06 September 2026

Legge di fine vita nell'inverno demografico




Sebbene le giornate siano ancora calde, noi siamo da tempo, nel bel mezzo di un gelido inverno. Sì, quell'inverno demografico che nemmeno i tanti osannati "migranti" riusciranno a riscaldare e a ripopolare. Lo dicono pure i dati Istat. I borghi si spopolano e le più aggredite da questo fenomeno sono le regioni del Nord e in particolare i villaggi della mezza montagna che hanno chiuso i battenti da un pezzo. Ne ho già dato conto nel post precedente (Cessione di sovranità immobiliare). Eppure sembra che il vanesio Luca Zaia dopo tre mandati da governatore del Veneto, passato ora ad essere presidente del Consiglio Regionale, non abbia nulla di meglio da fare che inventarsi una bella legge sul fine vita. La prima volta non gli andò bene e allora, per la serie provaci ancora Sam, ha ritentato e questa volta è andata in porto. Strana democrazia quella che quando una pessima legge non passa, ti porta dritto dritto a riprovarci, fino a che non salta fuori il risultato auspicato. Com'è noto, il primo settembre il Consiglio Regionale veneto ha fatto passare la legge sul suicidio assistito, un termine ossimorico che desta molti sospetti, dato che, chi assiste a un suicidio, secondo logica, partecipa alla morte di chi si vuole sopprimere. Si tratta di un'iniziativa promossa dall'Associazione Luca Coscioni, il leader radicale morto 20 anni fa di sclerosi laterale amiotrofica, associazione notoriamente molto vicina alla sinistra. Con la dialettica di un'anguilla che sguscia via, Luca Zaia, ha sostenuto in una lettera ai consiglieri che approvare il suicidio assistito non significa votare per la morte, ma per la libertà della persona. Quindi, secondo lo Zaiapensiero non si muore, ma si è liberi, magari in un'altra vita. 
Non tutti, però, sono del suo parere e la decisione sta spaccando la coalizione del centrodestra.

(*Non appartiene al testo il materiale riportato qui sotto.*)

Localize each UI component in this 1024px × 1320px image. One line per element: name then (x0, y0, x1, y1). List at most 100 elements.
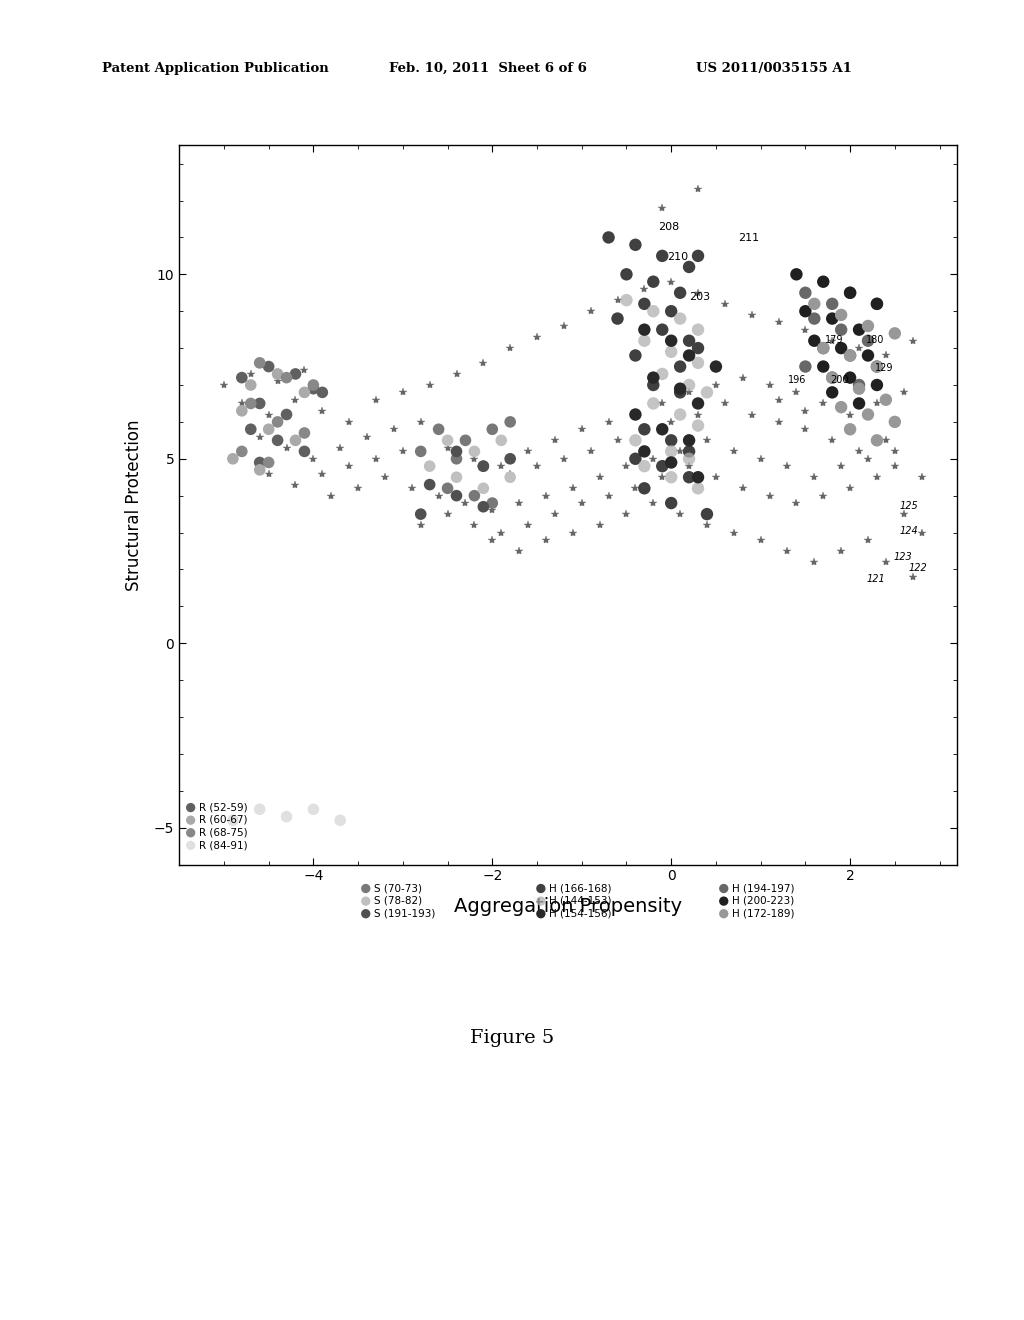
Text: 125: 125 (899, 500, 919, 511)
Point (663, 301, 679, 322)
Point (833, 396, 849, 417)
Point (663, 330, 679, 351)
Point (618, 289, 635, 310)
X-axis label: Aggregation Propensity: Aggregation Propensity (455, 898, 682, 916)
Point (305, 378, 322, 399)
Point (690, 352, 707, 374)
Point (681, 330, 697, 351)
Point (296, 381, 312, 403)
Point (681, 430, 697, 451)
Point (422, 474, 438, 495)
Point (824, 308, 841, 329)
Text: 211: 211 (738, 234, 760, 243)
Point (600, 227, 616, 248)
Point (797, 301, 813, 322)
Point (654, 319, 671, 341)
Point (654, 455, 671, 477)
Point (252, 459, 268, 480)
Point (806, 308, 822, 329)
Point (842, 282, 858, 304)
Point (269, 430, 286, 451)
Point (645, 393, 662, 414)
Point (502, 467, 518, 488)
Point (413, 441, 429, 462)
Text: 122: 122 (908, 564, 927, 573)
Point (252, 393, 268, 414)
Point (681, 345, 697, 366)
Point (439, 430, 456, 451)
Point (806, 293, 822, 314)
Point (645, 271, 662, 292)
Point (475, 496, 492, 517)
Point (860, 315, 877, 337)
Point (458, 430, 474, 451)
Point (224, 449, 241, 470)
Point (860, 345, 877, 366)
Point (645, 301, 662, 322)
Text: 210: 210 (667, 252, 688, 261)
Point (690, 338, 707, 359)
Text: 196: 196 (787, 375, 806, 385)
Point (851, 378, 867, 399)
Point (868, 430, 885, 451)
Point (628, 404, 644, 425)
Point (654, 246, 671, 267)
Point (422, 455, 438, 477)
Point (868, 293, 885, 314)
Point (449, 467, 465, 488)
Point (636, 418, 652, 440)
Text: 179: 179 (825, 334, 844, 345)
Point (288, 363, 304, 384)
Point (851, 393, 867, 414)
Point (851, 319, 867, 341)
Point (681, 467, 697, 488)
Point (851, 375, 867, 396)
Text: Figure 5: Figure 5 (470, 1028, 554, 1047)
Point (663, 430, 679, 451)
Point (698, 503, 715, 524)
Point (842, 282, 858, 304)
Point (824, 293, 841, 314)
Point (449, 441, 465, 462)
Point (618, 264, 635, 285)
Point (797, 282, 813, 304)
Point (645, 367, 662, 388)
Point (672, 381, 688, 403)
Point (430, 418, 446, 440)
Point (887, 323, 903, 345)
Point (493, 430, 509, 451)
Text: 129: 129 (876, 363, 894, 374)
Point (279, 404, 295, 425)
Point (314, 381, 331, 403)
Point (269, 412, 286, 433)
Point (681, 449, 697, 470)
Point (475, 455, 492, 477)
Text: 208: 208 (657, 222, 679, 232)
Point (233, 400, 250, 421)
Text: 121: 121 (866, 574, 885, 585)
Point (824, 381, 841, 403)
Point (860, 404, 877, 425)
Point (628, 234, 644, 255)
Point (690, 393, 707, 414)
Point (868, 375, 885, 396)
Point (663, 492, 679, 513)
Point (332, 809, 348, 830)
Point (698, 381, 715, 403)
Point (672, 356, 688, 378)
Text: 123: 123 (893, 552, 911, 562)
Point (288, 430, 304, 451)
Text: Patent Application Publication: Patent Application Publication (102, 62, 329, 75)
Point (466, 441, 482, 462)
Point (233, 367, 250, 388)
Point (663, 451, 679, 473)
Point (243, 393, 259, 414)
Point (628, 449, 644, 470)
Point (466, 486, 482, 507)
Point (708, 356, 724, 378)
Point (413, 503, 429, 524)
Point (636, 478, 652, 499)
Point (636, 330, 652, 351)
Point (269, 363, 286, 384)
Point (681, 375, 697, 396)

Da più parti Zaia è stato accusato di volersi "riposizionare" e "ricollocare". Mentre non sono poche le associazioni cattoliche come il Forum per le famiglie, i Pro Vita e famiglia e pure la stessa Comunione e Liberazione, contrari ad una legge che trasformi il Veneto  "in una regione della morte" ex aequo con Toscana, Sardegna ed Emilia-Romagna, regioni tradizionalmente amministrate da giunte rosse. Come poc'anzi accennato, detto consiglio regionale aveva in precedenza bocciato la proposta, ma l'ostinato Zaia lo ha riproposta facendone "una questione di civiltà" e ottenendo questa volta la maggioranza grazie ai voti di quegli schieramenti di sinistra che non vedono l'ora di fare fughe in avanti rispetto alle decisioni governative. Giubilano pure i quotidiani mainstream, nell'indicare il Veneto come la prima regione di centrodestra ad aver adottato la cosiddetta "dolce morte", termine ipocrita che non vuole dire un bel nulla, giacché pretende di anestetizzare un evento drammatico per chiunque al mondo. Ma guardiamo un po' da che  razza di scenario siamo circondati: nascite zero, guerre in corso, crisi climatiche provocate ad hoc con elettromagnetismi e geoingegneria, vaccini non testati, delinquenza migratoria che rende meno sicure le nostre città e i relativi abitanti colpiti a tradimento da armi da taglio. Mi pare che di occasioni per lasciarci la pelle, non me manchino. Forse mi sono distratta, ma finora non ho visto persone in coda che rivendichino la somministrazione dell'eutanasia. 
Sono andata a ripassare il profilo politico di "prosecco Zaia", soprannominato così per aver trasformato il vino veneto in patrimonio dell'Umanità. Ovvero, dell'Unesco. Roba che neanche Gesù alle nozze di Cana. Ci eravamo presi un acconto durante il periodo della pandemenza, quando vantandosi, dichiarò di essere stato il primo ad aver "chiuso tutto" a Vo Euganeo, prima sede del  "focolaio"; poi  nel resto del padovano, nel trevigiano, e messo agli arresti domiciliari i cittadini della sua regione, assumendo al suo servizio il virologo Andrea Crisanti, il vaccinatore seriale oggi senatore per il PD. Le provincie venete colpite furono di colpo diventate zone da coprifuoco, ex aequo con quelle lombarde della  bergamasca e del basso lodigiano.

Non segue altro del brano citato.